Other tips for keeping cool in extreme heat:

  • Stay inside air-conditioned buildings as often as possible. If you don’t have air-conditioning in your home, head to the mall or library or another public place that does.
  • Drink more water than normal, regardless of your activity level. Avoid alcohol, caffeine and sugary beverages.
  • Stay out of the sun as much as possible. Also, protect yourself from the sun by wearing a wide-brimmed hat and sunglasses and by using sunscreen of SPF 30 or higher (the most effective products say “broad spectrum” or “UVA/UVB protection” on their labels).
  • Wear lightweight, light-colored clothing.
  • If you feel overheated, take a cool shower or bath.
  • Check on family, friends and neighbors who are elderly, ill or disabled.
  • Never leave children or pets in a parked car – not even for very short periods of time.

Heat exhaustion can develop after several days of high temperatures and inadequate replacement of body fluids.  The elderly, people with high blood pressure, and those working or exercising outside are more prone to heat exhaustion.

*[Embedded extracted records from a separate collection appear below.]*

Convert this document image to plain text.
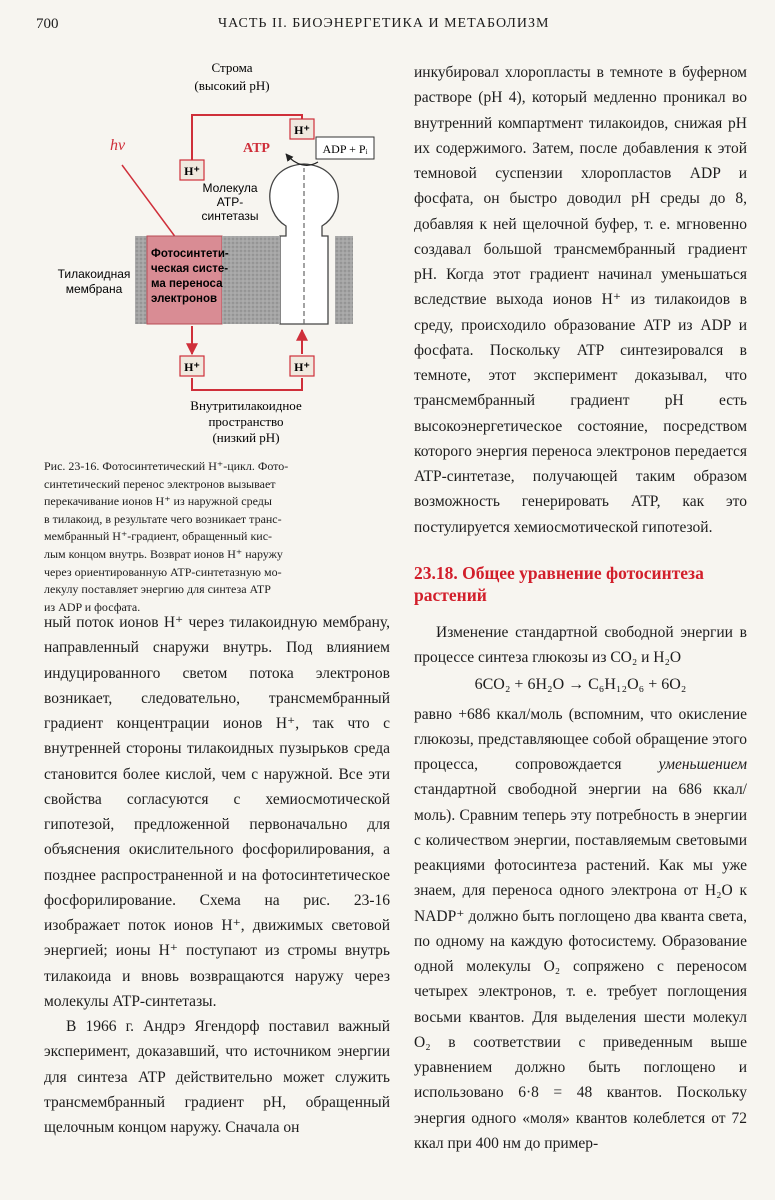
700	ЧАСТЬ II. БИОЭНЕРГЕТИКА И МЕТАБОЛИЗМ
Строма
(высокий pH)
hν
H⁺
H⁺
ATP	ADP + Pᵢ
Молекула
ATP-
синтетазы
Тилакоидная
мембрана
Фотосинтети-
ческая систе-
ма переноса
электронов
H⁺	H⁺
Внутритилакоидное
пространство
(низкий pH)

Рис. 23-16. Фотосинтетический H⁺-цикл. Фото-

синтетический перенос электронов вызывает

перекачивание ионов H⁺ из наружной среды

в тилакоид, в результате чего возникает транс-

мембранный H⁺-градиент, обращенный кис-

лым концом внутрь. Возврат ионов H⁺ наружу

через ориентированную ATP-синтетазную мо-

лекулу поставляет энергию для синтеза ATP

из ADP и фосфата.

ный поток ионов H⁺ через тилакоидную мембрану, направленный снаружи внутрь. Под влиянием индуцированного светом потока электронов возникает, следовательно, трансмембранный градиент концентрации ионов H⁺, так что с внутренней стороны тилакоидных пузырьков среда становится более кислой, чем с наружной. Все эти свойства согласуются с хемиосмотической гипотезой, предложенной первоначально для объяснения окислительного фосфорилирования, а позднее распространенной и на фотосинтетическое фосфорилирование. Схема на рис. 23-16 изображает поток ионов H⁺, движимых световой энергией; ионы H⁺ поступают из стромы внутрь тилакоида и вновь возвращаются наружу через молекулы ATP-синтетазы.

В 1966 г. Андрэ Ягендорф поставил важный эксперимент, доказавший, что источником энергии для синтеза ATP действительно может служить трансмембранный градиент pH, обращенный щелочным концом наружу. Сначала он

инкубировал хлоропласты в темноте в буферном растворе (pH 4), который медленно проникал во внутренний компартмент тилакоидов, снижая pH их содержимого. Затем, после добавления к этой темновой суспензии хлоропластов ADP и фосфата, он быстро доводил pH среды до 8, добавляя к ней щелочной буфер, т. е. мгновенно создавал большой трансмембранный градиент pH. Когда этот градиент начинал уменьшаться вследствие выхода ионов H⁺ из тилакоидов в среду, происходило образование ATP из ADP и фосфата. Поскольку ATP синтезировался в темноте, этот эксперимент доказывал, что трансмембранный градиент pH есть высокоэнергетическое состояние, посредством которого энергия переноса электронов передается ATP-синтетазе, получающей таким образом возможность генерировать ATP, как это постулируется хемиосмотической гипотезой.

23.18. Общее уравнение фотосинтеза растений

Изменение стандартной свободной энергии в процессе синтеза глюкозы из CO₂ и H₂O

6CO₂ + 6H₂O → C₆H₁₂O₆ + 6O₂

равно +686 ккал/моль (вспомним, что окисление глюкозы, представляющее собой обращение этого процесса, сопровождается уменьшением стандартной свободной энергии на 686 ккал/моль). Сравним теперь эту потребность в энергии с количеством энергии, поставляемым световыми реакциями фотосинтеза растений. Как мы уже знаем, для переноса одного электрона от H₂O к NADP⁺ должно быть поглощено два кванта света, по одному на каждую фотосистему. Образование одной молекулы O₂ сопряжено с переносом четырех электронов, т. е. требует поглощения восьми квантов. Для выделения шести молекул O₂ в соответствии с приведенным выше уравнением должно быть поглощено и использовано 6·8 = 48 квантов. Поскольку энергия одного «моля» квантов колеблется от 72 ккал при 400 нм до пример-
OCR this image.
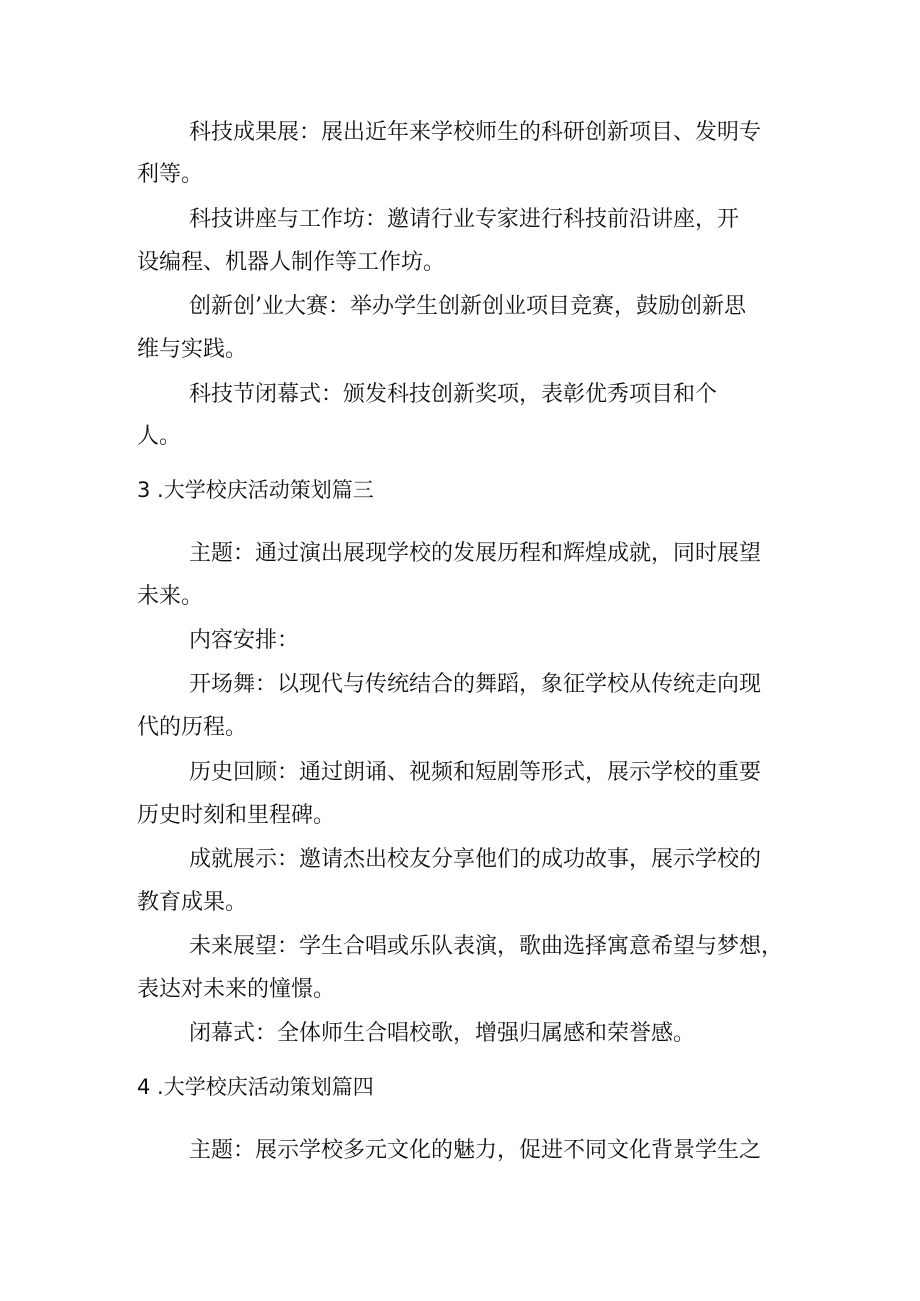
科技成果展：展出近年来学校师生的科研创新项目、发明专
利等。
科技讲座与工作坊：邀请行业专家进行科技前沿讲座，开
设编程、机器人制作等工作坊。
创新创’业大赛：举办学生创新创业项目竞赛，鼓励创新思
维与实践。
科技节闭幕式：颁发科技创新奖项，表彰优秀项目和个
人。
3 .大学校庆活动策划篇三
主题：通过演出展现学校的发展历程和辉煌成就，同时展望
未来。
内容安排：
开场舞：以现代与传统结合的舞蹈，象征学校从传统走向现
代的历程。
历史回顾：通过朗诵、视频和短剧等形式，展示学校的重要
历史时刻和里程碑。
成就展示：邀请杰出校友分享他们的成功故事，展示学校的
教育成果。
未来展望：学生合唱或乐队表演，歌曲选择寓意希望与梦想，
表达对未来的憧憬。
闭幕式：全体师生合唱校歌，增强归属感和荣誉感。
4 .大学校庆活动策划篇四
主题：展示学校多元文化的魅力，促进不同文化背景学生之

Signs include:

  • Dizziness
  • Sweating heavily
  • Paleness
  • Muscle cramps
  • Nausea or vomiting
  • Headache

If you suspect heat exhaustion, immediately get the person out of the heat and cool him or her down.

Heat stroke is the most serious heat-related illness. It occurs when your body is unable to control its temperature to cool down. Heat stoke can come on quickly and cause death or permanent disability. Signs of heat stroke include the previous signs of heat exhaustion as well as:

  • Difficulty breathing
  • Not sweating
  • Hallucinations
  • Feelings of disorientation or loss of consciousness
  • Rapid, weak pulse
  • High body temperature ( greater than 103 degrees F)

If you suspect heat stroke, call 911 or your local emergency number. Then immediately move the person out of the heat and cool him or her by whatever means available, including:

  • Putting the person in a cool tub of water or a cool shower.
  • Sponging the person with cool water.
  • Fanning the person while misting him or her with cool water.
  • Placing ice packs or cool wet towels on the neck, armpits and groin.
  • Covering the person with cool damp sheets.

Let the person drink cool water or other nonalcoholic drinks without caffeine if he or she is able. CPR should be started if the person loses consciousness and is not breathing.